Biological age generally occurs earlier or later than chronological age and can be used as a biomarker for aging intervention studies. The rate of wound healing is known to decrease with increasing age, such that a simple skin wound might demonstrate overall aging of all organs and tissues of the body. This concept was tested in a mouse model of wound healing consisting of a 2 mm through and through ear biopsy. Cohorts of male and female C57BL/6 mice at 5, 13, and 21 months of age were biopsied, and the area of closure measured over 3 weeks. Ear biopsy cores were used to obtain DNA methylation signatures to a database of age-related signatures to compare biological age. The 5-month-old mice showed a higher percentage of wound healing than the 21-month-old mice 2.5 weeks following the biopsy with a p-value of 0.04. DNA methylation results used to calculate expected wound healing percentage correlated with measured healing percentage with an R2 value of 0.82. Additional validation of biological age will use a computational paradigm to assess severity of age-related lesions on an inter and intra-organ basis. Preliminary observations from this study indicate that a simple skin biopsy procedure can be used to predict biological age, with important translational implications for the treatment and prevention of aging and age-related diseases.

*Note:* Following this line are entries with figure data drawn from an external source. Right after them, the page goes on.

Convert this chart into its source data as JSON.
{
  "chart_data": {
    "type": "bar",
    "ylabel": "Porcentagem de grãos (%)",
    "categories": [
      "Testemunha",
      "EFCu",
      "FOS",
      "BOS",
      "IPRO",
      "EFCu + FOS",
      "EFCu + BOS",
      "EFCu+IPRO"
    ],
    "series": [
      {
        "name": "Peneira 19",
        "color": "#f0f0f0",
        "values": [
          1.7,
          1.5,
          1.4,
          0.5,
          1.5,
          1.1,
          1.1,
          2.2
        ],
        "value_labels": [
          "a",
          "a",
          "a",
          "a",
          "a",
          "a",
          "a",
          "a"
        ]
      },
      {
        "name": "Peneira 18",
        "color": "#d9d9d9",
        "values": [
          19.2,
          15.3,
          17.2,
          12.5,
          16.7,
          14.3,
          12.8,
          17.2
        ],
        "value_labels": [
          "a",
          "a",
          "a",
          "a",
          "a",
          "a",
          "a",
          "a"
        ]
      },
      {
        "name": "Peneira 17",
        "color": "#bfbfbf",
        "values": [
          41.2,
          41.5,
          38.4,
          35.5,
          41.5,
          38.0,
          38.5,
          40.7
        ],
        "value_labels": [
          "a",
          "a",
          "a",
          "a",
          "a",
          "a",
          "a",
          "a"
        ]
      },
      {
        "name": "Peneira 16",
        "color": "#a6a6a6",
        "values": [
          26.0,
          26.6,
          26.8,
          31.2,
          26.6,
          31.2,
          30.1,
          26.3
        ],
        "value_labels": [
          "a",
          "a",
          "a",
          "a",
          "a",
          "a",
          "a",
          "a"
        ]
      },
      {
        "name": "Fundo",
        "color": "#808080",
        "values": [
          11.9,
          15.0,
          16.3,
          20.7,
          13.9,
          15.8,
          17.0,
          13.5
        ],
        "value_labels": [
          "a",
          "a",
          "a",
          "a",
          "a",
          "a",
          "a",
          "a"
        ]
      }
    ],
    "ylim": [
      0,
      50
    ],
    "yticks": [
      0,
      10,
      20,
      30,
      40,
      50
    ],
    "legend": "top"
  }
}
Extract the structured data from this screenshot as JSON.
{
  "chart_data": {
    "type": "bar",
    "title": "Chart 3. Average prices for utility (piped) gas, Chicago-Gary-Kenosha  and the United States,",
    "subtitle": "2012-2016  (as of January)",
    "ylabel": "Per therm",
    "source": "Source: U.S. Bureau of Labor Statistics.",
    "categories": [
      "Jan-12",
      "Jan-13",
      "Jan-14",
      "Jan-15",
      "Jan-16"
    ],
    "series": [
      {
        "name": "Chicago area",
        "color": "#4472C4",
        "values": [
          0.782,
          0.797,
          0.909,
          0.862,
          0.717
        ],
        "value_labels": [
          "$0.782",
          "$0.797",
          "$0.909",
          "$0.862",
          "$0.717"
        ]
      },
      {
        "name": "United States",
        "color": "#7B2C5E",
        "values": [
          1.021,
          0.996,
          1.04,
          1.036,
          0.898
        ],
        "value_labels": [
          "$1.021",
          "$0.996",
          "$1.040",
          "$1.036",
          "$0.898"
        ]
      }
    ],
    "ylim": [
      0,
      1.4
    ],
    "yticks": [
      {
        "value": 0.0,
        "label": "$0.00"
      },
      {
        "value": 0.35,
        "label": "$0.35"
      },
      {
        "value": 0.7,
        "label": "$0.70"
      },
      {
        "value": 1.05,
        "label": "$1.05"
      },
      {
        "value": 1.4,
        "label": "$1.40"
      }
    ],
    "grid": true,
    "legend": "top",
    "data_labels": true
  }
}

Alzheimer’s disease (AD) is a complex neurodegenerative condition that commonly affects aged populations; therefore, increasing resilience to aging may increase resilience to age-related diseases including AD. To test this concept, a preclinical mouse study was designed to investigate the effects of anti-aging drugs rapamycin, acarbose, and phenylbutyrate in combination (cocktail) previously shown to delay aging phenotypes in mice. Cohorts of C57BL/6 mice, 22 months of age and of both sexes, were fed standard chow containing the drug cocktail or standard control chow for two months. Mice were then given an intravenous injection of a neuronal-specific adeno-associated virus (AAV) vector consisting of Aβ and phosphorylated (p) tau, the major pathogenic components of AD, or AAV sham, and followed for another three months. Mice were then tested for cognitive function using a spatial navigation learning task. Overall, AD mice treated with the drug cocktail showed faster learning times, specifically in trial 2 for females (p<0.05) and trial 3 for males (p<0.05), compared to AD mice not receiving the drug cocktail. Following humane euthanasia, brain tissues will be assessed for Aβ and ptau neuropathology and pathways of aging using a combination of special stains and digital imaging to determine the cellular and molecular effects of the drug cocktail. The preliminary observation that the drug cocktail can prevent cognitive impairment associated with the early stages of AD suggests that targeting resilience to aging has potential translational implications for the early diagnosis and treatment of AD in human patients. Future efforts will work to establish molecular evidence of these observations and validate results in additional models of AD.

Aging is a complex indicator for the development of age-related diseases. Resilience to aging is defined as the ability to experience a stressor and return quickly to homeostasis. It is important to assess biological age quickly and accurately to fine-tune intervention strategies for non-resilient aging populations. The excision repair cross-complementation group 1 (ERCC1) is an endonuclease that plays a vital role in mediating the nucleotide excision repair of DNA, as well as being involved in the interstrand cross-link and double-strand break repair of DNA. Knockdowns of the gene significantly reduce the lifespan of the mouse due to an accumulation of damaged DNA. Previously it has been shown that wound healing is robustly correlated with DNA methylation clocks and age-related pathological features. In this study, we aim to understand whether a non-invasive wound healing assay is sensitive to accelerated aging phenotypes in an ERCC1 -/â–µ progeria model. In a preliminary study, mice 5 months old had a 2mm hole punched in each ear. The area was measured at 0 and 16 days time. The resulting healed area was compared against a standard curve where it was shown the accelerated aging mice were aged significantly older than the wild type (p<0.05). The lifespan of the mice also correlated with the wound healing (p<0.05). These findings indicate that a simple wound healing assay may be able to accurately assess biological age. Clinically, the ability to intervene and treat aging patients before they develop age-related pathology may help lengthen healthspan and postpone the onset of associated diseases. Future work will look to strengthen these findings with molecular evidence and pathological support.